En regardant l'océan on peut y voir des vagues comme celles-ci.

En regardant l’océan

Noah ferme les portes de sa maison pour la dernière fois, en regardant l’océan
À 17h, il quittera définitivement l’île devenue désertique. Il admire au loin la mer qui s’étire au soleil de midi.

C’est bientôt la saison des litchis. Il ne sait pas pourquoi, mais c’est à ça qu’il pense en franchissant le portail de son domicile. La serrure résiste un peu à ses mains usées par le temps, alors il doit s’y reprendre plusieurs fois.

Depuis 20 ans, son « beau pays » s’est vidé de ses habitants. Abandonné du progrès. Délaissé aussi de la prospérité.

Cela fait des années que plus aucun poisson n’a été aperçu dans cette zone du monde.

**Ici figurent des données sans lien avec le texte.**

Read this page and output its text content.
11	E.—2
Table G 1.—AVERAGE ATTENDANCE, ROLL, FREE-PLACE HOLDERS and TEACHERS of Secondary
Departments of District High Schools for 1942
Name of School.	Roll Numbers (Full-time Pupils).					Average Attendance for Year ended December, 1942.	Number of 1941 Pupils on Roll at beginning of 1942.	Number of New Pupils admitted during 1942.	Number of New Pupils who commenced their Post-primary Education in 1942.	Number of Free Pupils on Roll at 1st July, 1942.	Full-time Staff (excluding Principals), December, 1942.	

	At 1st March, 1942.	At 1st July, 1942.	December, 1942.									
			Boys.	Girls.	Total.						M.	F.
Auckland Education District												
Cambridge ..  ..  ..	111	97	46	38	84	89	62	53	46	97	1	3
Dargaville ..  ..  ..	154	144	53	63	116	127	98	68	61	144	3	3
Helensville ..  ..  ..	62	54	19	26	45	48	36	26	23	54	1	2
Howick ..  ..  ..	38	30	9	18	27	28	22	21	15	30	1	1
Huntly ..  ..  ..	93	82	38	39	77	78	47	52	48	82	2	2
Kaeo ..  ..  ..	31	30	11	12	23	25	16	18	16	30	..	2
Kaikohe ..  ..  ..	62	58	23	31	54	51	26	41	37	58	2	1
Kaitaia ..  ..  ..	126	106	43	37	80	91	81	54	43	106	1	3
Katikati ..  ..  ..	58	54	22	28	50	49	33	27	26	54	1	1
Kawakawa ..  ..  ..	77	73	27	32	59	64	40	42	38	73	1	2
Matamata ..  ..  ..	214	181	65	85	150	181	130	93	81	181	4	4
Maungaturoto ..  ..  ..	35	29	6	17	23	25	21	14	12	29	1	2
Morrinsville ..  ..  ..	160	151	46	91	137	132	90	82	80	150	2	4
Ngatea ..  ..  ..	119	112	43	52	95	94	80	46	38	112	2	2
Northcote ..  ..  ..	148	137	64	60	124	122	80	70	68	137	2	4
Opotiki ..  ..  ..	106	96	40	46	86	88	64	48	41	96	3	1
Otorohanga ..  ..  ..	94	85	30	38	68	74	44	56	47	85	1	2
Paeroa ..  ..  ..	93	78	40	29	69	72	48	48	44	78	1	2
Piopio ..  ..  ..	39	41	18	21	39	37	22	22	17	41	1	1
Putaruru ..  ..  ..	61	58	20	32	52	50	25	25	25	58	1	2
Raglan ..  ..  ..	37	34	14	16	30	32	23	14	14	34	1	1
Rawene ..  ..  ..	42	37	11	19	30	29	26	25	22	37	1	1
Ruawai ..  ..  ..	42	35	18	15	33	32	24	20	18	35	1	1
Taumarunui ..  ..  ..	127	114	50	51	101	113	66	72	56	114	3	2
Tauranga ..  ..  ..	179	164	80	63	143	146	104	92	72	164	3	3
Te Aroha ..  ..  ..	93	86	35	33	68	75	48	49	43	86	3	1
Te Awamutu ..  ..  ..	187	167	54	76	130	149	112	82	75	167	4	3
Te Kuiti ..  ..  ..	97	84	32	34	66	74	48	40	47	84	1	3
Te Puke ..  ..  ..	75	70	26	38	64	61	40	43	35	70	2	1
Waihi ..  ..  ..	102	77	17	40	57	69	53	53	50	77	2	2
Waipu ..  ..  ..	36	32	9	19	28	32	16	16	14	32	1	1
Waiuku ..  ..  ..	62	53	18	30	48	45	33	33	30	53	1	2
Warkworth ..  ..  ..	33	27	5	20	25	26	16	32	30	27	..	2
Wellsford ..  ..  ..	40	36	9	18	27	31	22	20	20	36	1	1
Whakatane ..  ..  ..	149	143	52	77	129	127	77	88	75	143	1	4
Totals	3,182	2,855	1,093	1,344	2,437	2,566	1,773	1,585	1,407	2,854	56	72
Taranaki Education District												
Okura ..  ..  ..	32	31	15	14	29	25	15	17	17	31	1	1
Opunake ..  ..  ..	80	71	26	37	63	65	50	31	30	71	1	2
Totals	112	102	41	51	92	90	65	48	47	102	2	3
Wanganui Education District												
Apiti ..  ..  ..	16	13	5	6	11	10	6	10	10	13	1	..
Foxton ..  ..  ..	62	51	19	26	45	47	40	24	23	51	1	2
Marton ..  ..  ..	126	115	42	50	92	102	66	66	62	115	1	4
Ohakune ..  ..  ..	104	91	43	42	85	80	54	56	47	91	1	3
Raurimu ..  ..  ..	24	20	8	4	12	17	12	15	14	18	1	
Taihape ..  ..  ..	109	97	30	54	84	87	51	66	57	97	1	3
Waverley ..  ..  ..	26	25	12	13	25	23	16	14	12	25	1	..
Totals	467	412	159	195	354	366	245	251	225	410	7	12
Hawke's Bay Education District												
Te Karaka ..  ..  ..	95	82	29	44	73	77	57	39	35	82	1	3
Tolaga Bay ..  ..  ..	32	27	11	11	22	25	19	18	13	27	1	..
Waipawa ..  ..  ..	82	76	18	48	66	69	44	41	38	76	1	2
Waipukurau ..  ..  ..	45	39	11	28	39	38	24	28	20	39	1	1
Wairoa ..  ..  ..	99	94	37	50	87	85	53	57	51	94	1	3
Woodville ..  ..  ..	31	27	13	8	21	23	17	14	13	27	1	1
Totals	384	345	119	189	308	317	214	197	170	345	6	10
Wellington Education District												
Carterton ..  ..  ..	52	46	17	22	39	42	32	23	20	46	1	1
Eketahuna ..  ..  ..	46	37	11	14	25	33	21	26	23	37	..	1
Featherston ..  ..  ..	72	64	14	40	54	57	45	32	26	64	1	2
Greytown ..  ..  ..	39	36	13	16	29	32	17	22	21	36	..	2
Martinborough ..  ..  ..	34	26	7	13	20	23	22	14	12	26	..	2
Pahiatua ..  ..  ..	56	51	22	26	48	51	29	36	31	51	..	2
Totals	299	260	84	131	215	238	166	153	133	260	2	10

Dès lors, privés de ressources, les pêcheurs puis les autres, tous les autres, ont été contraints de partir. Des algues immenses ont pris possession des flots. La mer jadis azur est verte et brune de toute part. Elle empeste une odeur de décomposition de moins en moins supportable. Cet air nauséabond envahit les terres rendant l’atmosphère irrespirable.

Il paraît qu’il existe des endroits qui ne suffoquent pas encore quelque part dans le Pacifique. Noah les a vus dans ses capsules inédites du cours de sciences écologiques de son petit-fils Igor qui réside en métropole. Il se réjouit de le retrouver bientôt, lui qui a pourtant résisté jusqu’à la fin. C’est d’ailleurs la seule consolation qu’il retire de cette situation ; revoir ses enfants et ses petits-enfants, expatriés depuis longtemps.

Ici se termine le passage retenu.